Depois de um longo intervalo, o Benfica regressou um pouco apático para a etapa complementar, atrás do 3-1 desfavorável. Resignados? "Não há resignação nenhuma", garantiu Nuno Resende. "Agora, são questões mentais que às vezes nós temos que ultrapassar e reverter isso com mais energia, com mais foco, com mais... Não é fácil numa pista de 44 metros, contra uma equipa como o Porto, depois de tudo o que aconteceu na primeira parte. Não conseguimos ser tão consistentes e acreditar que o processo nos poderia lá levar.
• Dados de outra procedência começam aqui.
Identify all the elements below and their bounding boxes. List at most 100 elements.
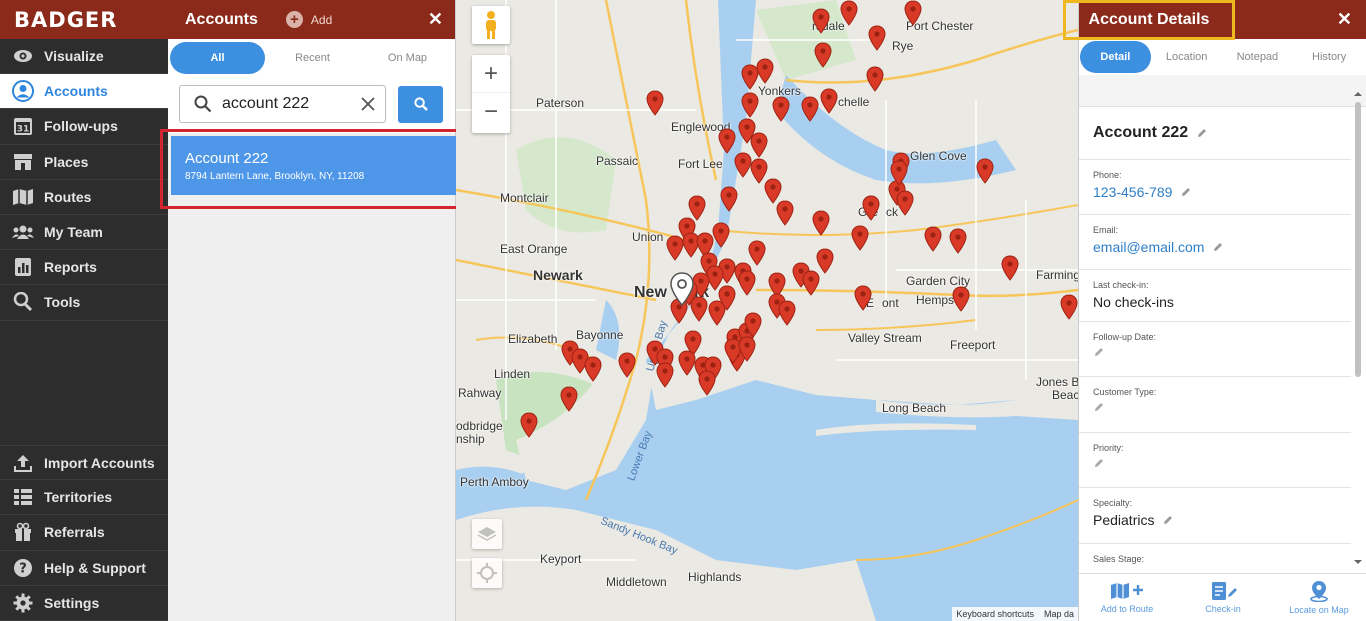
account-map-pin[interactable] — [778, 300, 796, 326]
sidebar-item-visualize[interactable]: Visualize — [0, 39, 168, 75]
close-details-button[interactable]: ✕ — [1337, 9, 1352, 30]
edit-pencil-icon[interactable] — [1162, 514, 1174, 526]
tab-recent[interactable]: Recent — [265, 42, 360, 74]
account-map-pin[interactable] — [756, 58, 774, 84]
account-map-pin[interactable] — [584, 356, 602, 382]
tab-all[interactable]: All — [170, 42, 265, 74]
edit-pencil-icon[interactable] — [1212, 241, 1224, 253]
sidebar-item-label: Import Accounts — [44, 454, 155, 471]
phone-value[interactable]: 123-456-789 — [1093, 184, 1172, 200]
map-data-link[interactable]: Map da — [1044, 609, 1074, 619]
account-map-pin[interactable] — [890, 160, 908, 186]
account-map-pin[interactable] — [1001, 255, 1019, 281]
selected-location-pin[interactable] — [670, 272, 694, 306]
sidebar-item-settings[interactable]: Settings — [0, 586, 168, 621]
upload-icon — [12, 453, 34, 473]
zoom-out-button[interactable]: − — [472, 93, 510, 131]
sidebar-item-tools[interactable]: Tools — [0, 285, 168, 321]
account-map-pin[interactable] — [520, 412, 538, 438]
account-map-pin[interactable] — [741, 92, 759, 118]
sidebar-item-import-accounts[interactable]: Import Accounts — [0, 445, 168, 481]
my-location-button[interactable] — [472, 558, 502, 588]
account-map-pin[interactable] — [744, 312, 762, 338]
account-map-pin[interactable] — [1060, 294, 1078, 320]
edit-pencil-icon[interactable] — [1093, 401, 1105, 413]
account-map-pin[interactable] — [814, 42, 832, 68]
clear-search-icon[interactable] — [361, 97, 376, 111]
account-map-pin[interactable] — [976, 158, 994, 184]
map-view[interactable]: Yonkers Paterson Englewood Passaic Fort … — [456, 0, 1078, 621]
check-in-button[interactable]: Check-in — [1175, 574, 1271, 621]
account-map-pin[interactable] — [840, 0, 858, 26]
map-footer: Keyboard shortcuts Map da — [952, 607, 1078, 621]
edit-pencil-icon[interactable] — [1180, 186, 1192, 198]
search-value: account 222 — [222, 95, 310, 112]
layers-button[interactable] — [472, 519, 502, 549]
account-map-pin[interactable] — [666, 235, 684, 261]
sidebar-item-places[interactable]: Places — [0, 145, 168, 180]
sidebar-item-accounts[interactable]: Accounts — [0, 74, 168, 110]
sidebar-item-help-support[interactable]: ? Help & Support — [0, 551, 168, 586]
email-value[interactable]: email@email.com — [1093, 239, 1204, 255]
search-input[interactable]: account 222 — [179, 85, 387, 123]
keyboard-shortcuts-link[interactable]: Keyboard shortcuts — [956, 609, 1034, 619]
edit-pencil-icon[interactable] — [1093, 346, 1105, 358]
account-map-pin[interactable] — [560, 386, 578, 412]
account-map-pin[interactable] — [738, 336, 756, 362]
account-map-pin[interactable] — [738, 270, 756, 296]
close-accounts-button[interactable]: ✕ — [428, 9, 443, 30]
edit-pencil-icon[interactable] — [1196, 127, 1208, 139]
sales-stage-field: Sales Stage: — [1079, 544, 1351, 573]
account-map-pin[interactable] — [896, 190, 914, 216]
account-map-pin[interactable] — [952, 286, 970, 312]
tab-history[interactable]: History — [1292, 41, 1366, 73]
locate-on-map-button[interactable]: Locate on Map — [1271, 574, 1366, 621]
sidebar-item-reports[interactable]: Reports — [0, 250, 168, 286]
tab-on-map[interactable]: On Map — [360, 42, 455, 74]
account-map-pin[interactable] — [698, 370, 716, 396]
sidebar-item-territories[interactable]: Territories — [0, 480, 168, 516]
sidebar-item-my-team[interactable]: My Team — [0, 215, 168, 251]
account-map-pin[interactable] — [812, 210, 830, 236]
account-map-pin[interactable] — [820, 88, 838, 114]
account-map-pin[interactable] — [776, 200, 794, 226]
account-map-pin[interactable] — [924, 226, 942, 252]
locate-icon — [1310, 581, 1328, 602]
account-map-pin[interactable] — [718, 285, 736, 311]
account-map-pin[interactable] — [618, 352, 636, 378]
account-map-pin[interactable] — [854, 285, 872, 311]
sidebar-item-follow-ups[interactable]: 31 Follow-ups — [0, 109, 168, 145]
account-map-pin[interactable] — [866, 66, 884, 92]
tab-location[interactable]: Location — [1151, 41, 1223, 73]
account-map-pin[interactable] — [750, 132, 768, 158]
account-map-pin[interactable] — [802, 270, 820, 296]
account-map-pin[interactable] — [720, 186, 738, 212]
zoom-in-button[interactable]: + — [472, 55, 510, 93]
edit-pencil-icon[interactable] — [1093, 457, 1105, 469]
tab-notepad[interactable]: Notepad — [1223, 41, 1293, 73]
account-map-pin[interactable] — [812, 8, 830, 34]
account-map-pin[interactable] — [646, 90, 664, 116]
tab-detail[interactable]: Detail — [1080, 41, 1151, 73]
street-view-button[interactable] — [472, 6, 510, 44]
add-to-route-button[interactable]: Add to Route — [1079, 574, 1175, 621]
account-map-pin[interactable] — [868, 25, 886, 51]
account-map-pin[interactable] — [772, 96, 790, 122]
customer-type-label: Customer Type: — [1093, 387, 1157, 397]
search-button[interactable] — [398, 85, 443, 123]
details-title: Account Details — [1063, 0, 1235, 40]
add-account-button[interactable]: + Add — [285, 11, 332, 28]
account-result-item[interactable]: Account 222 8794 Lantern Lane, Brooklyn,… — [171, 136, 456, 195]
account-map-pin[interactable] — [656, 362, 674, 388]
account-map-pin[interactable] — [712, 222, 730, 248]
account-map-pin[interactable] — [949, 228, 967, 254]
account-map-pin[interactable] — [718, 128, 736, 154]
account-map-pin[interactable] — [801, 96, 819, 122]
sidebar-item-routes[interactable]: Routes — [0, 180, 168, 215]
account-map-pin[interactable] — [851, 225, 869, 251]
details-scrollbar[interactable] — [1353, 92, 1363, 572]
account-map-pin[interactable] — [862, 195, 880, 221]
logo-bar[interactable]: BADGER — [0, 0, 168, 39]
account-map-pin[interactable] — [904, 0, 922, 26]
sidebar-item-referrals[interactable]: Referrals — [0, 515, 168, 551]
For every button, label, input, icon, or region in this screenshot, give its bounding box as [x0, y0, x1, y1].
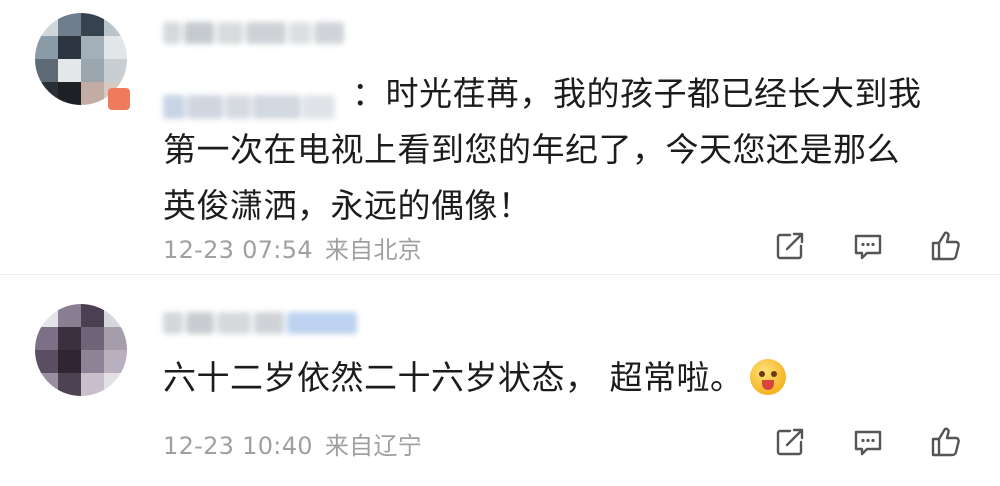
thumbs-up-icon — [931, 427, 960, 457]
comment-meta: 12-23 10:40 来自辽宁 — [163, 426, 422, 461]
divider — [0, 274, 1000, 275]
avatar-badge — [108, 88, 130, 110]
comment-item: 六十二岁依然二十六岁状态， 超常啦。 12-23 10:40 来自辽宁 — [0, 276, 1000, 486]
reply-colon: ： — [352, 74, 386, 113]
share-icon — [776, 428, 804, 456]
comment-button[interactable] — [848, 226, 888, 266]
comment-button[interactable] — [848, 422, 888, 462]
reply-handle-redacted[interactable] — [163, 78, 348, 119]
username-redacted[interactable] — [163, 310, 357, 336]
comment-icon — [854, 430, 882, 456]
location: 来自辽宁 — [324, 432, 423, 460]
comment-text-line2: 第一次在电视上看到您的年纪了，今天您还是那么 — [163, 130, 900, 169]
share-icon — [776, 232, 804, 260]
timestamp: 12-23 10:40 — [163, 432, 313, 460]
thumbs-up-icon — [931, 231, 960, 261]
like-button[interactable] — [926, 226, 966, 266]
comment-text-line1: 六十二岁依然二十六岁状态， 超常啦。 — [163, 358, 744, 397]
comment-text: ：时光荏苒，我的孩子都已经长大到我 第一次在电视上看到您的年纪了，今天您还是那么… — [163, 66, 973, 234]
comment-icon — [854, 234, 882, 260]
comment-text-part: 时光荏苒，我的孩子都已经长大到我 — [385, 74, 922, 113]
comment-meta: 12-23 07:54 来自北京 — [163, 230, 422, 265]
share-button[interactable] — [770, 422, 810, 462]
avatar[interactable] — [35, 304, 127, 396]
tongue-emoji-icon — [749, 358, 786, 395]
like-button[interactable] — [926, 422, 966, 462]
share-button[interactable] — [770, 226, 810, 266]
location: 来自北京 — [324, 236, 423, 264]
comment-text: 六十二岁依然二十六岁状态， 超常啦。 — [163, 350, 973, 406]
timestamp: 12-23 07:54 — [163, 236, 313, 264]
comment-item: ：时光荏苒，我的孩子都已经长大到我 第一次在电视上看到您的年纪了，今天您还是那么… — [0, 0, 1000, 276]
username-redacted[interactable] — [163, 20, 344, 46]
comment-text-line1: ：时光荏苒，我的孩子都已经长大到我 — [163, 66, 973, 122]
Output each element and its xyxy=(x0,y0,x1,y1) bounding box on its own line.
Eles [os jogadores] acreditaram. Nem sempre o procuraram da melhor forma, quer no processo ofensivo, quer defensivo. E mérito ao Porto, também já o disse, para não estarmos aqui a falar de aspectos que não dizem respeito ao adversário, mas aí nós tínhamos 25 minutos", analisou.

"O Porto estava na décima falta, tínhamos que criar situações. E nós falámos e tentámos. Em algumas situações, fomos conseguindo, noutras não. Mas é o tal acertar de agulhas que é necessário equilibrar a equipa e ir buscar. Era o terceiro jogo. Acho que tem sido uma pré-época extremamente positiva. Não é positivo este torneio, porque não ganhámos. Mas acho que há muita coisa positiva que vamos levar para casa e trabalhar sobre isso", assegurou.

Ambição de ganhar

Apenas cinco dias medeiam a final da Elite Cup e a decisão da Supertaça António Livramento, em Barcelos, no próximo dia 10. Os títulos têm escapado ao Benfica, mas, desperdiçada em Tomar mais uma oportunidade de levar um troféu oficial para o museu, a pressão é a mesma de sempre.
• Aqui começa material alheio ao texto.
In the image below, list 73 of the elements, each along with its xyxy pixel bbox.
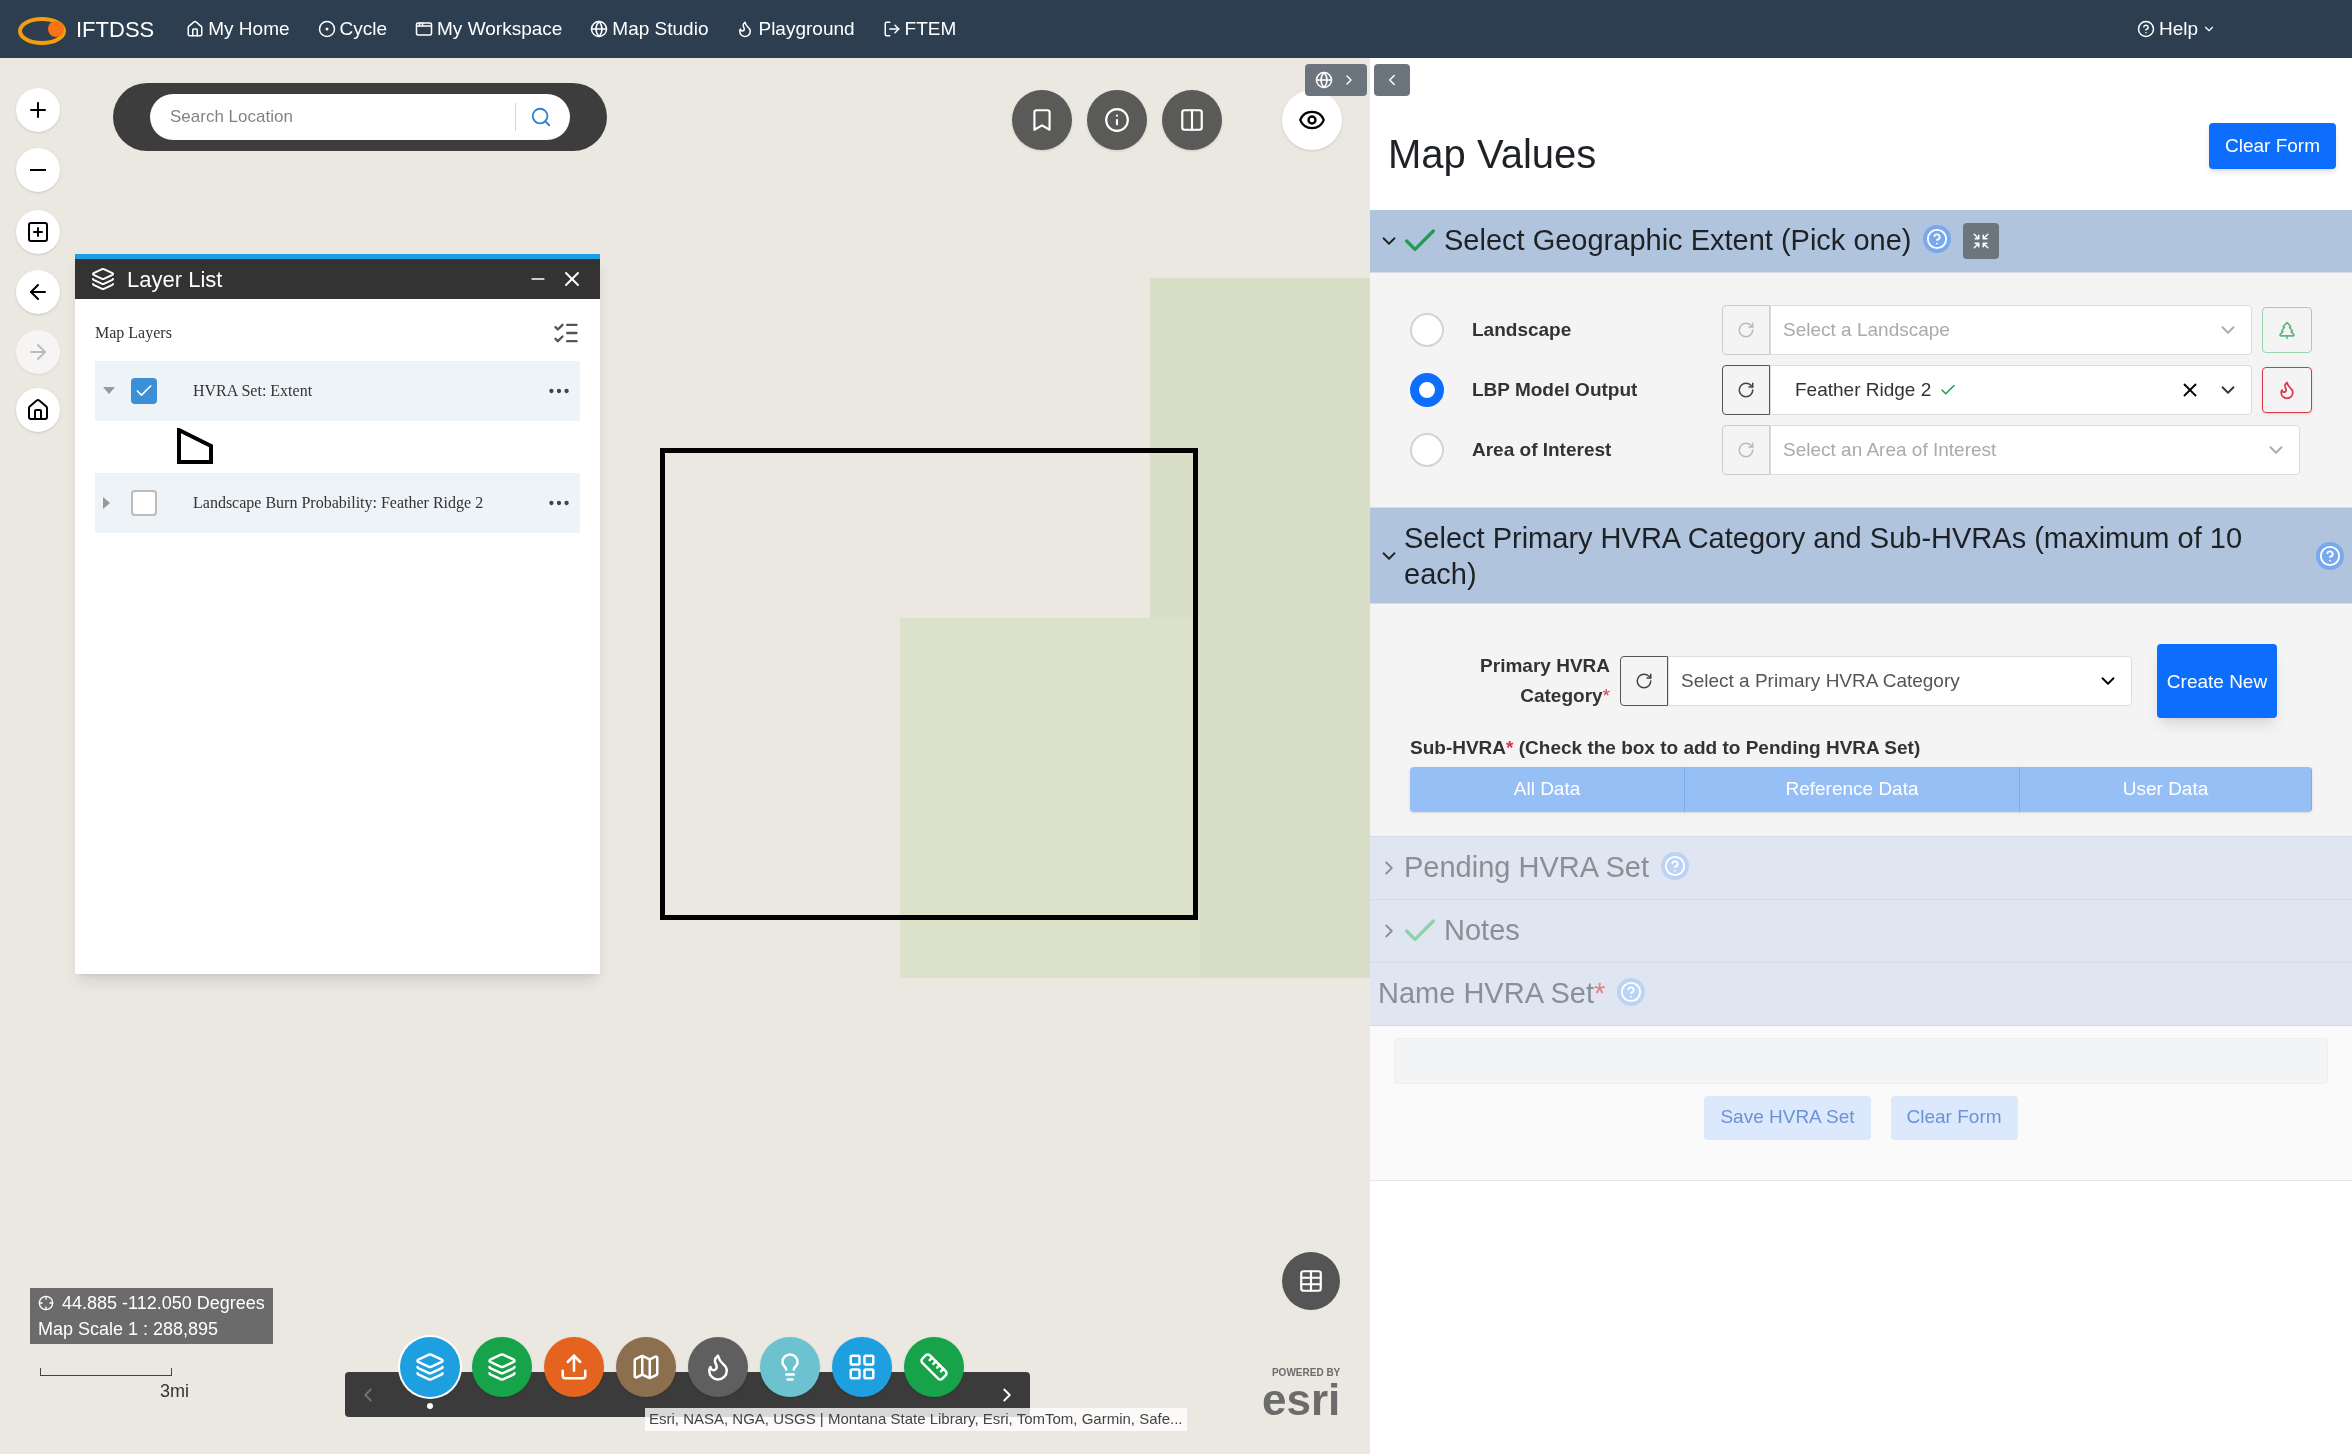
layers-icon <box>487 1352 517 1382</box>
crosshair-icon[interactable] <box>38 1295 54 1311</box>
table-icon <box>1298 1268 1324 1294</box>
option-label[interactable]: Area of Interest <box>1472 435 1722 465</box>
reset-button[interactable] <box>1620 656 1668 706</box>
search-field[interactable]: Search Location <box>150 94 570 140</box>
nav-link[interactable]: My Workspace <box>415 14 563 44</box>
flame-icon <box>2277 380 2297 400</box>
section-title[interactable]: Select Geographic Extent (Pick one) <box>1444 219 1912 263</box>
nav-link[interactable]: My Home <box>186 14 290 44</box>
collapse-panel-button[interactable] <box>1374 64 1410 96</box>
sub-hvra-label: Sub-HVRA* (Check the box to add to Pending HVRA Set) <box>1410 736 1922 760</box>
nav-link[interactable]: FTEM <box>882 14 957 44</box>
refresh-icon <box>1737 321 1755 339</box>
fire-button[interactable] <box>2262 367 2312 413</box>
collapse-icon[interactable] <box>1963 223 2000 259</box>
layer-name: Landscape Burn Probability: Feather Ridge 2 <box>193 493 485 514</box>
caret-down-icon[interactable] <box>103 387 115 395</box>
upload-icon <box>559 1352 589 1382</box>
selected-value: Feather Ridge 2 <box>1794 377 1932 402</box>
attribution-text: Esri, NASA, NGA, USGS | Montana State Library, Esri, TomTom, Garmin, Safe... <box>645 1408 1187 1431</box>
section-header[interactable]: Select Primary HVRA Category and Sub-HVRAs (maximum of 10 each) <box>1370 508 2352 604</box>
grid-icon <box>847 1352 877 1382</box>
minus-icon <box>30 169 46 171</box>
home-icon <box>26 398 50 422</box>
select-field[interactable]: Feather Ridge 2 <box>1770 365 2252 415</box>
nav-link[interactable]: Cycle <box>317 14 388 44</box>
search-icon[interactable] <box>530 106 552 128</box>
panel-title: Map Values <box>1387 131 1597 178</box>
option-label[interactable]: LBP Model Output <box>1472 375 1722 405</box>
esri-logo: POWERED BY esri <box>1262 1368 1341 1422</box>
exit-icon <box>882 20 901 38</box>
zoom-box-icon <box>26 220 50 244</box>
info-icon <box>1104 107 1130 133</box>
layers-icon <box>415 1352 445 1382</box>
refresh-icon <box>1737 441 1755 459</box>
section-title[interactable]: Select Primary HVRA Category and Sub-HVRAs (maximum of 10 each) <box>1404 519 2312 592</box>
panel-title: Layer List <box>127 265 224 294</box>
section-header[interactable]: Select Geographic Extent (Pick one) <box>1370 210 2352 273</box>
scale-bar-label: 3mi <box>160 1380 189 1403</box>
map-icon <box>631 1352 661 1382</box>
section-label: Map Layers <box>95 323 172 344</box>
globe-icon <box>1315 71 1333 89</box>
nav-link[interactable]: Playground <box>736 14 855 44</box>
ruler-icon <box>919 1352 949 1382</box>
coordinates-text: 44.885 -112.050 Degrees <box>62 1292 265 1315</box>
refresh-icon <box>1737 381 1755 399</box>
create-new-button[interactable]: Create New <box>2157 644 2277 718</box>
home-icon <box>186 20 205 38</box>
nav-link[interactable]: Map Studio <box>590 14 709 44</box>
globe-icon <box>590 20 609 38</box>
field-label: Primary HVRA Category* <box>1479 654 1610 708</box>
tree-icon <box>2277 320 2297 340</box>
split-view-icon <box>1179 107 1205 133</box>
layer-row[interactable]: Landscape Burn Probability: Feather Ridge 2 <box>95 473 580 533</box>
layer-checkbox[interactable] <box>131 490 157 516</box>
layer-name: HVRA Set: Extent <box>193 381 314 401</box>
basemap-button[interactable] <box>1305 64 1367 96</box>
refresh-icon <box>1635 672 1653 690</box>
layer-checkbox[interactable] <box>131 378 157 404</box>
select-field[interactable]: Select a Primary HVRA Category <box>1668 656 2132 706</box>
window-icon <box>415 20 434 38</box>
layers-icon <box>91 267 115 291</box>
map-scale-text: Map Scale 1 : 288,895 <box>38 1318 220 1341</box>
polygon-legend-icon <box>177 428 213 464</box>
help-menu[interactable]: Help <box>2136 14 2216 44</box>
option-label[interactable]: Landscape <box>1472 315 1722 345</box>
radio-button[interactable] <box>1410 373 1444 407</box>
clear-form-button[interactable]: Clear Form <box>2209 123 2336 169</box>
help-icon <box>2136 20 2155 38</box>
layer-row[interactable]: HVRA Set: Extent <box>95 361 580 421</box>
reset-button[interactable] <box>1722 365 1770 415</box>
app-logo-text[interactable]: IFTDSS <box>76 12 155 46</box>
"Não ia mudar nada se tivéssemos ganho esta competição, para a semana era importante voltar a ganhar. Temos conseguido chegar às finais, ainda não conseguimos ganhar, principalmente quando temos o Porto pela frente. Mas já deixamos muitas equipas para trás também", ressalvou.

"Temos este adversário para tentar. É um grande desafio e nós temos de ver isso como um grande desafio que temos. Somos o Benfica, estamos presentes nas finais, queremos ganhar. Queremos que este desafio seja algo que não nos dê ansiedade. Pelo contrário, que nos dê motivação. Por aquilo que vimos hoje em muitas alturas do jogo e, principalmente, neste torneio, acho que estamos contentes com aquilo que é esta motivação, esta vontade e esta energia nova na equipa e este contágio positivo que nós temos falado durante este torneio. Sábado é mais uma oportunidade para conseguirmos materializar algo que também queremos e é isso que é a nossa determinação, o nosso foco", concluiu.